Annotated bibliography template
Using a sample annotated bibliography, every students gets a chance to avoid common mistakes and shape the annotation according to all the rules and requirements. Luckily, there are not many of them and it is quite easy to provide a proper annotation structure. First, you should provide all the details about the source or the citation, like name of the author, title, publishing house and so on. It should be followed by an annotation (a brief summary) and your personal opinion on the subject. You should analyze the source, providing information on its use for your personal project or for the target audience. This section greatly depends on the demands of your professor.
Annotation is usually arranged alphabetically and should be quite brief (around 100-200 words) if your professor doesn’t have other specific requirements. You should also consult your professor what topics you should highlight in the annotation, based on the aim of the assignment.
Annotated bibliography template will be a vivid example and you will be able to create an outstanding annotation without any mistakes and flaws!

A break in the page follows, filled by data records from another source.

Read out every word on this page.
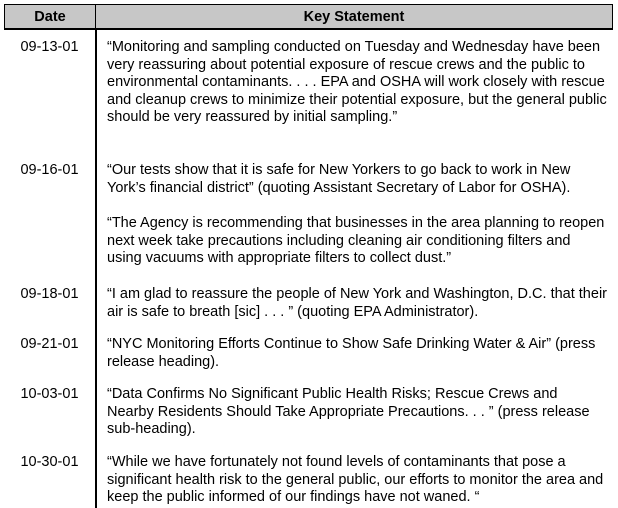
Date	Key Statement
09-13-01	“Monitoring and sampling conducted on Tuesday and Wednesday have been very reassuring about potential exposure of rescue crews and the public to environmental contaminants. . . . EPA and OSHA will work closely with rescue and cleanup crews to minimize their potential exposure, but the general public should be very reassured by initial sampling.”
09-16-01	“Our tests show that it is safe for New Yorkers to go back to work in New York’s financial district” (quoting Assistant Secretary of Labor for OSHA).
“The Agency is recommending that businesses in the area planning to reopen next week take precautions including cleaning air conditioning filters and using vacuums with appropriate filters to collect dust.”
09-18-01	“I am glad to reassure the people of New York and Washington, D.C. that their air is safe to breath [sic] . . . ” (quoting EPA Administrator).
09-21-01	“NYC Monitoring Efforts Continue to Show Safe Drinking Water & Air” (press release heading).
10-03-01	“Data Confirms No Significant Public Health Risks; Rescue Crews and Nearby Residents Should Take Appropriate Precautions. . . ” (press release sub-heading).
10-30-01	“While we have fortunately not found levels of contaminants that pose a significant health risk to the general public, our efforts to monitor the area and keep the public informed of our findings have not waned. “
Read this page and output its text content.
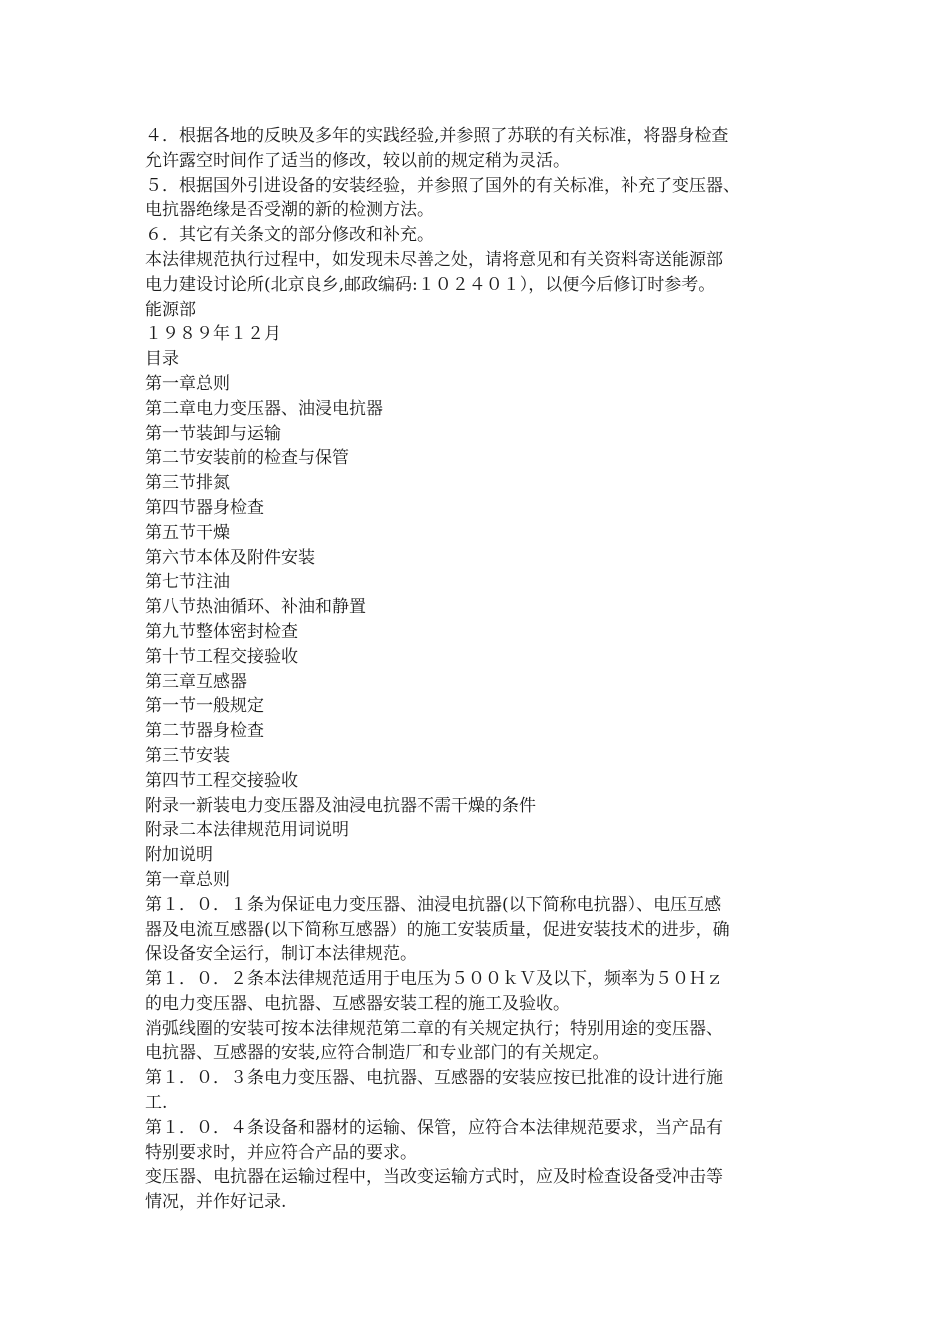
４．根据各地的反映及多年的实践经验,并参照了苏联的有关标准，将器身检查
允许露空时间作了适当的修改，较以前的规定稍为灵活。

５．根据国外引进设备的安装经验，并参照了国外的有关标准，补充了变压器、
电抗器绝缘是否受潮的新的检测方法。

６．其它有关条文的部分修改和补充。

本法律规范执行过程中，如发现未尽善之处，请将意见和有关资料寄送能源部
电力建设讨论所(北京良乡,邮政编码:１０２４０１），以便今后修订时参考。

能源部

１９８９年１２月

目录

第一章总则

第二章电力变压器、油浸电抗器

第一节装卸与运输

第二节安装前的检查与保管

第三节排氮

第四节器身检查

第五节干燥

第六节本体及附件安装

第七节注油

第八节热油循环、补油和静置

第九节整体密封检查

第十节工程交接验收

第三章互感器

第一节一般规定

第二节器身检查

第三节安装

第四节工程交接验收

附录一新装电力变压器及油浸电抗器不需干燥的条件

附录二本法律规范用词说明

附加说明

第一章总则

第１．０．１条为保证电力变压器、油浸电抗器(以下简称电抗器）、电压互感
器及电流互感器(以下简称互感器）的施工安装质量，促进安装技术的进步，确
保设备安全运行，制订本法律规范。

第１．０．２条本法律规范适用于电压为５００ｋＶ及以下，频率为５０Ｈｚ
的电力变压器、电抗器、互感器安装工程的施工及验收。

消弧线圈的安装可按本法律规范第二章的有关规定执行；特别用途的变压器、
电抗器、互感器的安装,应符合制造厂和专业部门的有关规定。

第１．０．３条电力变压器、电抗器、互感器的安装应按已批准的设计进行施
工.

第１．０．４条设备和器材的运输、保管，应符合本法律规范要求，当产品有
特别要求时，并应符合产品的要求。

变压器、电抗器在运输过程中，当改变运输方式时，应及时检查设备受冲击等
情况，并作好记录.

Annotated Bibliography Example MLA
Annotated Bibliography Samples
Annotated Bibliography Template
Chicago Style Annotated Bibliography
Examples of Annotated Bibliography
Sample Annotated Bibliography APA
Annotated bibliography topics
It is not difficult to find annotated bibliography topics to write about. Actually, they are limited only to your imagination and indications of your professor. Here are some topics, which may help you decide what to write about:
- Health care reform;
- Acid raining;
- Genetic engineering;
- Animal testing;
- Gun control;
- Human rights;
- Labor rules;
- History of rock-n-roll;
- Nuclear weapons;
- Extreme sports;
By using an annotated bibliography example, you can avoid common mistakes, get additional information on the structure of annotation and find new ideas to write about. It is a great chance for students, who want to write the paper on their own, but don’t know where to start!